This year, in one of the exercises for university admission in the subject of Mathematics in Spain, it states the following:
Given the real function of a real variable defined over its domain as
$$f(x) = \begin{cases} \frac{x^2}{2+x^2} & \text{if} & x \leq -1 \\ \frac{2x^2}{3-3x} & \text{if} & x > -1 \end{cases}.$$
And I'm asked to study the continuity of the function in $\mathbb{R}$. My question is, if we realize that the domain of the function is $Dom(f) = \mathbb{R} - \{ 1 \}$, how should I answer the question that it's not continuous at $x=1$? This point doesn't belong to the domain, so it doesn't make sense to study continuity there, right? Some professors calculate the one-sided limits to realize that there's a vertical asymptote at $x=1$. What would be the formal definition of continuity for a function, from a topological perspective?
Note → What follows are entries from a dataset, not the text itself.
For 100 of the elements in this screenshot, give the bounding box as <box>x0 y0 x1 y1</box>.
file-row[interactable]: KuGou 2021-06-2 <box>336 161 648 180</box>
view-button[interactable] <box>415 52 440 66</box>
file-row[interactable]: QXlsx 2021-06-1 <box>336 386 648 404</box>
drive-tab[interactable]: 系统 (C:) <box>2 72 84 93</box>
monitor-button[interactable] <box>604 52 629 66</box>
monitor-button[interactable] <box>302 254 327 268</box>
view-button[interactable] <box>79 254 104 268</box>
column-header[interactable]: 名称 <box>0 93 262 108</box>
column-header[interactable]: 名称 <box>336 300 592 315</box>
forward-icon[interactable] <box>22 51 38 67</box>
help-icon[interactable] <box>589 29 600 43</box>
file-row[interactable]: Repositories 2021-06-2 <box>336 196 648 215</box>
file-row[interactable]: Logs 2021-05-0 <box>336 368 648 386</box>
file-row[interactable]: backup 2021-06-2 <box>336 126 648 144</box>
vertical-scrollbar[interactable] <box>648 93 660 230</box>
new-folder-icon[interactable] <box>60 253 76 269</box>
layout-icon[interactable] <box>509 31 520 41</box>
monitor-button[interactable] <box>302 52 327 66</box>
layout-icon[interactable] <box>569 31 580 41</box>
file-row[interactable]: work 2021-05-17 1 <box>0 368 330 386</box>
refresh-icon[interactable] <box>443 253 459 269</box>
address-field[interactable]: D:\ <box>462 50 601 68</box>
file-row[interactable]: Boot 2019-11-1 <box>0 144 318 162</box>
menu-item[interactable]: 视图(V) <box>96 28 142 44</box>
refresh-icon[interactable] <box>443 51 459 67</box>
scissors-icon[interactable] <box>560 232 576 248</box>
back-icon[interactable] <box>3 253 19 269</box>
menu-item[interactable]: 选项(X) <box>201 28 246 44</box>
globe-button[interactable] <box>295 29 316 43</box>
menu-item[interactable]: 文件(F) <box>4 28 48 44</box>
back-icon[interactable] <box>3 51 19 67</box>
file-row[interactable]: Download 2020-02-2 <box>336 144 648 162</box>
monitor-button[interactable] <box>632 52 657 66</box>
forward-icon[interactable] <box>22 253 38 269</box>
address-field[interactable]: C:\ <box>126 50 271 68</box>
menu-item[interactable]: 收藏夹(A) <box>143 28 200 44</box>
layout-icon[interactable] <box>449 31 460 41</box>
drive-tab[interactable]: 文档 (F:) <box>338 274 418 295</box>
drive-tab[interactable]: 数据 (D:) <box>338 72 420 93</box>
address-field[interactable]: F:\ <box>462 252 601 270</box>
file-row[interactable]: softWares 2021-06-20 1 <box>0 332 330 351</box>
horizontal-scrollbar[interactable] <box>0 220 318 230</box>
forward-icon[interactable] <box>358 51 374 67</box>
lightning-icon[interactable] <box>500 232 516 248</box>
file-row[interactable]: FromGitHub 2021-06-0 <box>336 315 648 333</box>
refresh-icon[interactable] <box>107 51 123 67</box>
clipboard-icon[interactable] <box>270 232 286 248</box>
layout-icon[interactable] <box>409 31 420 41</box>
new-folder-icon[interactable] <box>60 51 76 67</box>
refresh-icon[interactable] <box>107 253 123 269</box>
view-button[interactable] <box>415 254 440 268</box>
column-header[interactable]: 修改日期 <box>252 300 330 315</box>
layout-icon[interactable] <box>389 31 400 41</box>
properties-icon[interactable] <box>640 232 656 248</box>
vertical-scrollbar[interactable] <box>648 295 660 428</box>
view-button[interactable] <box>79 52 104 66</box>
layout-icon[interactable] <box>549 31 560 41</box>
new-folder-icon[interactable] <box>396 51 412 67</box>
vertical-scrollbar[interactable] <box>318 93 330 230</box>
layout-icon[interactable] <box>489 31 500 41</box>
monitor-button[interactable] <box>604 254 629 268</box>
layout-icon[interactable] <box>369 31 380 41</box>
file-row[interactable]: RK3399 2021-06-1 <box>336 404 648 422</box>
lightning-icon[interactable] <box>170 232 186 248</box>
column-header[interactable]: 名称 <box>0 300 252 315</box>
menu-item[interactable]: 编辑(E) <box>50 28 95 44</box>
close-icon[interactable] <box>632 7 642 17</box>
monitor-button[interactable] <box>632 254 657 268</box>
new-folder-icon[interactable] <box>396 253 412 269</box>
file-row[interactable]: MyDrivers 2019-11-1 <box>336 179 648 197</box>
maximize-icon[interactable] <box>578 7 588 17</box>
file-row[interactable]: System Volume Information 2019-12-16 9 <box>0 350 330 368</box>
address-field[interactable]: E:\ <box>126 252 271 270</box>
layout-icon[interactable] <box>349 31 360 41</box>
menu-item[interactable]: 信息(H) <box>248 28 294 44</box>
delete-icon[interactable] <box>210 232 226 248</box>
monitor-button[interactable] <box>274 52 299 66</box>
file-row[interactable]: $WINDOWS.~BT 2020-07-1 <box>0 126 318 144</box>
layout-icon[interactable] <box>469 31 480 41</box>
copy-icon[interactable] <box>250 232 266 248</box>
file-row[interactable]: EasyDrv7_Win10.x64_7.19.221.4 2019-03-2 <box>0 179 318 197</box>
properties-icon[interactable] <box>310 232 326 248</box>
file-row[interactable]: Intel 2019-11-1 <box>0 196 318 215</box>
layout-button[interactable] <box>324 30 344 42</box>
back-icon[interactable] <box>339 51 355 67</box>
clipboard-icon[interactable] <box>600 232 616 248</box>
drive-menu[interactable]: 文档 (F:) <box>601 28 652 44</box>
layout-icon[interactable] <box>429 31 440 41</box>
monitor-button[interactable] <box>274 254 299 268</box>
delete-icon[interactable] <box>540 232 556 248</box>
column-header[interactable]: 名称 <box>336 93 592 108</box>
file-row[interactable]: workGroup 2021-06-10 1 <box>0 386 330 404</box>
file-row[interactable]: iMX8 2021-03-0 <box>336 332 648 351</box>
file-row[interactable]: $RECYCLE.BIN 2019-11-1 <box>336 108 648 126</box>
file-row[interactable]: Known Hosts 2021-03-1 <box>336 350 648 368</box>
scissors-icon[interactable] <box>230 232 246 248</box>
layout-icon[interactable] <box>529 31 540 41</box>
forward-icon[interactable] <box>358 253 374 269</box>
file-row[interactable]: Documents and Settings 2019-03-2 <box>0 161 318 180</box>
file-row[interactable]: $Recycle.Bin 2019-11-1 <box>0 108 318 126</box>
Any thoughts or suggestions you'd like to share would be greatly appreciated. Thank you very much.
You are right, the domain of $f$ is $\mathbb R \setminus \{1\}$. Thus it does not make sense to ask whether it is continuous at $x = 1$. But it does make sense to ask whether it is continuous at $x = -1$. Certainly the left-sided limit exists and and is $\lim_{x \to -1^-}f(x) = 1/3 = f(-1)$. Similarly the right-sided limit exists and is $\lim_{x \to -1^+}f(x) = 2/6 = 1/3 = f(-1)$. Thus $f$ is continuous at $x=-1$. Continuity in all other point of the domain is obvious.